La Mer intérieure : Le dernier voyage
La Mer intérieure raconte la véritable histoire d’un homme cloué sur son lit durant 30 ans à la suite d’un accident. Propos du réalisateur Alejandro Amenabar.
L’histoire de Ramon Sampedro (excellent Javier Bardem) a touché bien des Espagnols, qui ont suivi l’homme dans son long combat, fortement médiatisé, afin d’obtenir le droit de mourir dignement. Né en 1943, Sampedro avait plongé du haut d’une falaise un jour de marée basse, perdant du coup l’usage de ses membres; il n’avait que 25 ans. Le 12 janvier 1998, il mit fin à ses jours, sans incriminer tous ceux qui l’avaient aidé.

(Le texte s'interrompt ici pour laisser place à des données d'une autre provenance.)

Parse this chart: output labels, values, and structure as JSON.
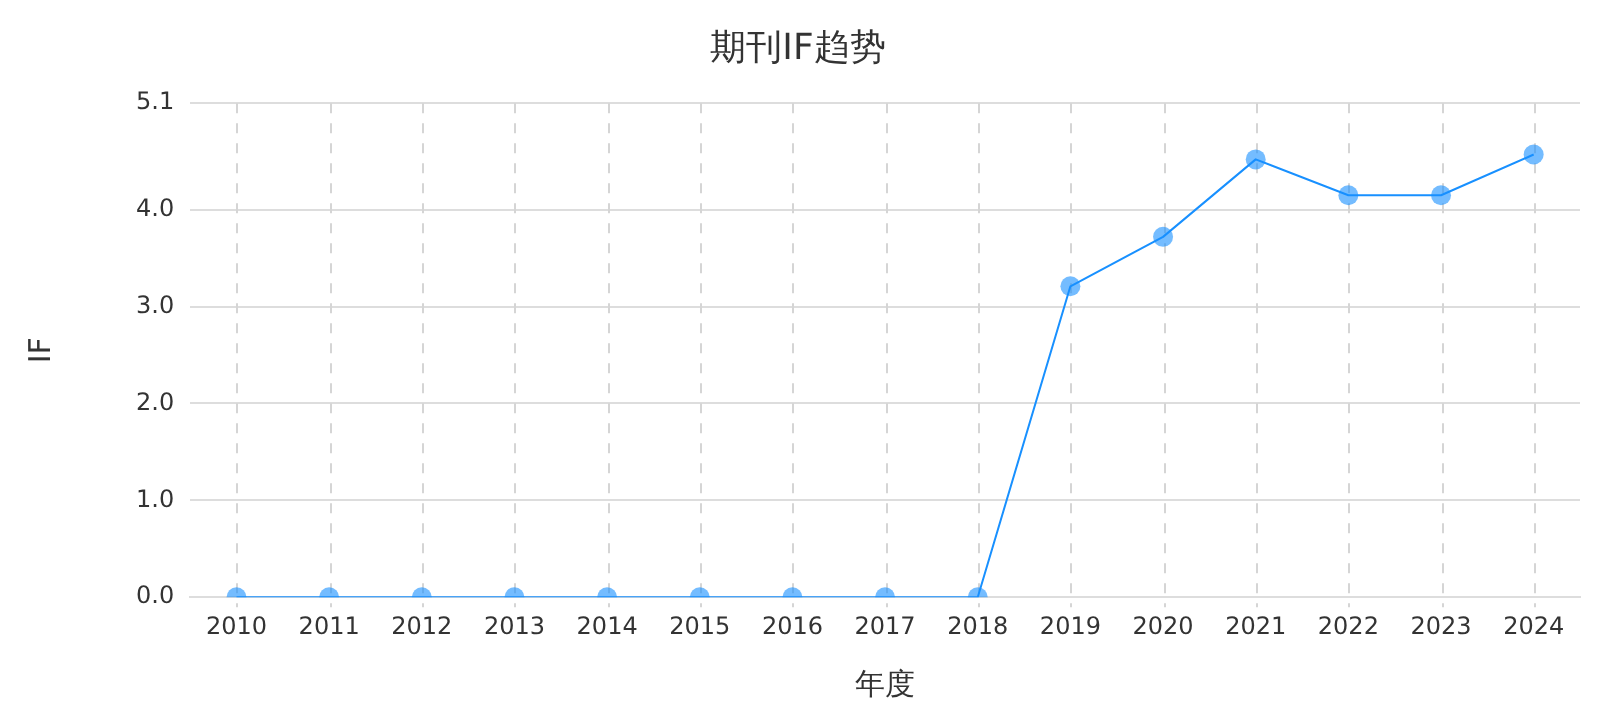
{
  "chart_data": {
    "type": "line",
    "title": "期刊IF趋势",
    "xlabel": "年度",
    "ylabel": "IF",
    "categories": [
      "2010",
      "2011",
      "2012",
      "2013",
      "2014",
      "2015",
      "2016",
      "2017",
      "2018",
      "2019",
      "2020",
      "2021",
      "2022",
      "2023",
      "2024"
    ],
    "series": [
      {
        "color": "#1890ff",
        "values": [
          0,
          0,
          0,
          0,
          0,
          0,
          0,
          0,
          0,
          3.21,
          3.72,
          4.52,
          4.15,
          4.15,
          4.57
        ]
      }
    ],
    "ylim": [
      0,
      5.1
    ],
    "yticks": [
      {
        "value": 0,
        "label": "0.0"
      },
      {
        "value": 1,
        "label": "1.0"
      },
      {
        "value": 2,
        "label": "2.0"
      },
      {
        "value": 3,
        "label": "3.0"
      },
      {
        "value": 4,
        "label": "4.0"
      },
      5.1
    ],
    "grid": true,
    "marker": "circle",
    "line_style": "solid",
    "legend": false
  }
}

Respectant les récits de Sampedro publiés en 1996 (Cartas desde el infierno), le réalisateur Alejandro Amenabar (Abre los ojos, The Others) et son co-scénariste Mateo Gil ont cependant modifié certains faits et personnages par respect pour les proches de Sampedro. Seraient-ils allés jusqu’à embellir le personnage central? "Même si les proches de Ramon ne s’entendaient pas tous, de raconter le réalisateur joint au téléphone, ils étaient unanimes pour dire qu’il avait un grand sens de l’humour, qu’il était un grand humaniste qui ne jugeait personne. Certaines femmes voulaient l’épouser, car il avait un incroyable pouvoir de séduction. On m’a aussi raconté qu’il était la tête et l’âme de sa famille; en fait, ses proches et les gens du village venaient le voir pour le consulter ou se confier à lui. C’est en réalisant à quel point c’était un homme admirable que j’ai décidé de tourner le film."

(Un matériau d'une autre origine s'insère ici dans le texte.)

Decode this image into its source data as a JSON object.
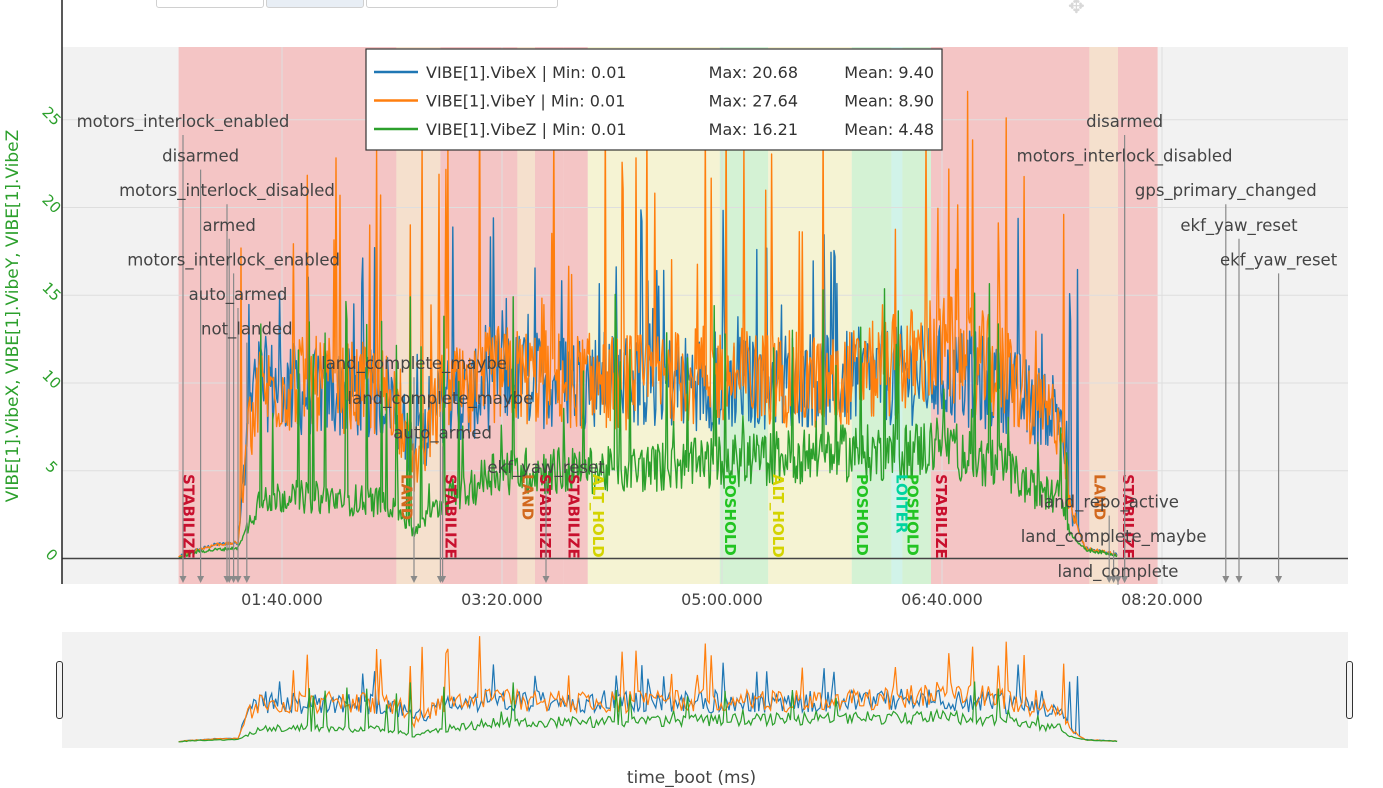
{
  "toolbar": {
    "move_icon": "move-icon"
  },
  "chart_data": {
    "type": "line",
    "xlabel": "time_boot (ms)",
    "ylabel": "VIBE[1].VibeX, VIBE[1].VibeY, VIBE[1].VibeZ",
    "ylim": [
      -1.5,
      29
    ],
    "xlim": [
      0,
      590
    ],
    "x_ticks": [
      {
        "t": 100,
        "label": "01:40.000"
      },
      {
        "t": 200,
        "label": "03:20.000"
      },
      {
        "t": 300,
        "label": "05:00.000"
      },
      {
        "t": 400,
        "label": "06:40.000"
      },
      {
        "t": 500,
        "label": "08:20.000"
      }
    ],
    "y_ticks": [
      0,
      5,
      10,
      15,
      20,
      25
    ],
    "grid": true,
    "legend_position": "top-center",
    "series": [
      {
        "name": "VIBE[1].VibeX",
        "color": "#1f77b4",
        "min": "0.01",
        "max": "20.68",
        "mean": "9.40",
        "legend_text": "VIBE[1].VibeX | Min: 0.01",
        "legend_max": "Max: 20.68",
        "legend_mean": "Mean: 9.40",
        "profile": [
          [
            53,
            0.01
          ],
          [
            56,
            0.3
          ],
          [
            62,
            0.5
          ],
          [
            70,
            0.8
          ],
          [
            80,
            0.9
          ],
          [
            85,
            8.5
          ],
          [
            90,
            10
          ],
          [
            110,
            9.5
          ],
          [
            150,
            9.3
          ],
          [
            160,
            6
          ],
          [
            175,
            9.5
          ],
          [
            185,
            9
          ],
          [
            195,
            10.2
          ],
          [
            250,
            10.2
          ],
          [
            300,
            10
          ],
          [
            350,
            10.3
          ],
          [
            380,
            10.4
          ],
          [
            400,
            10.5
          ],
          [
            430,
            9.8
          ],
          [
            440,
            8.8
          ],
          [
            454,
            8.5
          ],
          [
            458,
            3
          ],
          [
            465,
            0.6
          ],
          [
            480,
            0.2
          ]
        ]
      },
      {
        "name": "VIBE[1].VibeY",
        "color": "#ff7f0e",
        "min": "0.01",
        "max": "27.64",
        "mean": "8.90",
        "legend_text": "VIBE[1].VibeY | Min: 0.01",
        "legend_max": "Max: 27.64",
        "legend_mean": "Mean: 8.90",
        "profile": [
          [
            53,
            0.01
          ],
          [
            56,
            0.3
          ],
          [
            62,
            0.5
          ],
          [
            70,
            0.8
          ],
          [
            80,
            0.9
          ],
          [
            85,
            7.5
          ],
          [
            90,
            9.5
          ],
          [
            110,
            10
          ],
          [
            150,
            9.5
          ],
          [
            160,
            5
          ],
          [
            175,
            10
          ],
          [
            185,
            9
          ],
          [
            195,
            10.5
          ],
          [
            250,
            10
          ],
          [
            300,
            10.5
          ],
          [
            350,
            10
          ],
          [
            380,
            11
          ],
          [
            400,
            12
          ],
          [
            430,
            10.5
          ],
          [
            440,
            8.5
          ],
          [
            454,
            8
          ],
          [
            458,
            3
          ],
          [
            465,
            0.6
          ],
          [
            480,
            0.2
          ]
        ]
      },
      {
        "name": "VIBE[1].VibeZ",
        "color": "#2ca02c",
        "min": "0.01",
        "max": "16.21",
        "mean": "4.48",
        "legend_text": "VIBE[1].VibeZ | Min: 0.01",
        "legend_max": "Max: 16.21",
        "legend_mean": "Mean: 4.48",
        "profile": [
          [
            53,
            0.01
          ],
          [
            56,
            0.2
          ],
          [
            62,
            0.4
          ],
          [
            70,
            0.5
          ],
          [
            80,
            0.6
          ],
          [
            85,
            2
          ],
          [
            90,
            3.5
          ],
          [
            110,
            3.5
          ],
          [
            150,
            3.2
          ],
          [
            160,
            1.5
          ],
          [
            175,
            3.5
          ],
          [
            185,
            3.8
          ],
          [
            195,
            5
          ],
          [
            250,
            5
          ],
          [
            300,
            5.5
          ],
          [
            350,
            6
          ],
          [
            380,
            6
          ],
          [
            400,
            6.5
          ],
          [
            430,
            5
          ],
          [
            440,
            4
          ],
          [
            454,
            3.5
          ],
          [
            458,
            1.5
          ],
          [
            465,
            0.5
          ],
          [
            480,
            0.2
          ]
        ]
      }
    ],
    "mode_bands": [
      {
        "start": 53,
        "end": 152,
        "color": "#f4b6b6",
        "label": "STABILIZE",
        "label_color": "#c8102e"
      },
      {
        "start": 152,
        "end": 172,
        "color": "#f5d9c0",
        "label": "LAND",
        "label_color": "#d2691e"
      },
      {
        "start": 172,
        "end": 207,
        "color": "#f4b6b6",
        "label": "STABILIZE",
        "label_color": "#c8102e"
      },
      {
        "start": 207,
        "end": 215,
        "color": "#f5d9c0",
        "label": "LAND",
        "label_color": "#d2691e"
      },
      {
        "start": 215,
        "end": 228,
        "color": "#f4b6b6",
        "label": "STABILIZE",
        "label_color": "#c8102e"
      },
      {
        "start": 228,
        "end": 239,
        "color": "#f4b6b6",
        "label": "STABILIZE",
        "label_color": "#c8102e"
      },
      {
        "start": 239,
        "end": 299,
        "color": "#f5f3c8",
        "label": "ALT_HOLD",
        "label_color": "#d4d400"
      },
      {
        "start": 299,
        "end": 321,
        "color": "#c9f2c9",
        "label": "POSHOLD",
        "label_color": "#22c422"
      },
      {
        "start": 321,
        "end": 359,
        "color": "#f5f3c8",
        "label": "ALT_HOLD",
        "label_color": "#d4d400"
      },
      {
        "start": 359,
        "end": 377,
        "color": "#c9f2c9",
        "label": "POSHOLD",
        "label_color": "#22c422"
      },
      {
        "start": 377,
        "end": 382,
        "color": "#c6f3e6",
        "label": "LOITER",
        "label_color": "#00d4a0"
      },
      {
        "start": 382,
        "end": 395,
        "color": "#c9f2c9",
        "label": "POSHOLD",
        "label_color": "#22c422"
      },
      {
        "start": 395,
        "end": 467,
        "color": "#f4b6b6",
        "label": "STABILIZE",
        "label_color": "#c8102e"
      },
      {
        "start": 467,
        "end": 480,
        "color": "#f5d9c0",
        "label": "LAND",
        "label_color": "#d2691e"
      },
      {
        "start": 480,
        "end": 498,
        "color": "#f4b6b6",
        "label": "STABILIZE",
        "label_color": "#c8102e"
      }
    ],
    "events": [
      {
        "t": 55,
        "text": "motors_interlock_enabled",
        "level": 0
      },
      {
        "t": 63,
        "text": "disarmed",
        "level": 1
      },
      {
        "t": 75,
        "text": "motors_interlock_disabled",
        "level": 2
      },
      {
        "t": 76,
        "text": "armed",
        "level": 3
      },
      {
        "t": 78,
        "text": "motors_interlock_enabled",
        "level": 4
      },
      {
        "t": 80,
        "text": "auto_armed",
        "level": 5
      },
      {
        "t": 84,
        "text": "not_landed",
        "level": 6
      },
      {
        "t": 160,
        "text": "land_complete_maybe",
        "level": 7
      },
      {
        "t": 172,
        "text": "land_complete_maybe",
        "level": 8
      },
      {
        "t": 173,
        "text": "auto_armed",
        "level": 9
      },
      {
        "t": 220,
        "text": "ekf_yaw_reset",
        "level": 10
      },
      {
        "t": 483,
        "text": "disarmed",
        "level": 0
      },
      {
        "t": 483,
        "text": "motors_interlock_disabled",
        "level": 1
      },
      {
        "t": 529,
        "text": "gps_primary_changed",
        "level": 2
      },
      {
        "t": 535,
        "text": "ekf_yaw_reset",
        "level": 3
      },
      {
        "t": 553,
        "text": "ekf_yaw_reset",
        "level": 4
      },
      {
        "t": 476,
        "text": "land_repo_active",
        "level": 11
      },
      {
        "t": 478,
        "text": "land_complete_maybe",
        "level": 12
      },
      {
        "t": 480,
        "text": "land_complete",
        "level": 13
      }
    ]
  }
}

À l’image de Sampedro, poète, mélomane et bon vivant, La Mer intérieure se révèle une œuvre lyrique et sensuelle. À des lieues d’un banal téléfilm relatant platement un fait vécu, le film d’Amenabar met en scène l’univers psychique et les rêveries d’un homme qui, malgré sa grande envie de mourir, continuait à savourer pleinement la vie. Se concentrant sur les derniers mois de l’existence de Sampedro, Amenabar signe une œuvre qui célèbre la vie, tout en abordant franchement l’euthanasie et le suicide assisté, deux sujets délicats et toujours d’actualité.
En s’attelant à un tel sujet, nul n’a le choix de prendre position: "Le suicide assisté est un sujet délicat qu’il faut aborder avec soin afin de ne pas encourager les gens à se suicider ou à s’entretuer, explique Amenabar. Comme réalisateur, j’ai tenté d’être respectueux envers les handicapés et les malades. En même temps, je devais respecter ce qui s’était passé. Si j’avais été à la place de Ramon, je n’aurais pas voulu mourir, mais je crois qu’il avait raison de dire que sa vie lui appartenait et qu’il pouvait donc en disposer. C’est pour cela que je crois que le suicide assisté devrait être permis."
Sans jamais tomber dans le pathos, le morbide, ni l’anecdotique, le réalisateur livre un vibrant plaidoyer pour le droit au suicide assisté en exposant sans détour les dilemmes moraux auxquels Sampedro s’est vu confronté. En somme, un film magnifique, engagé et respectueux.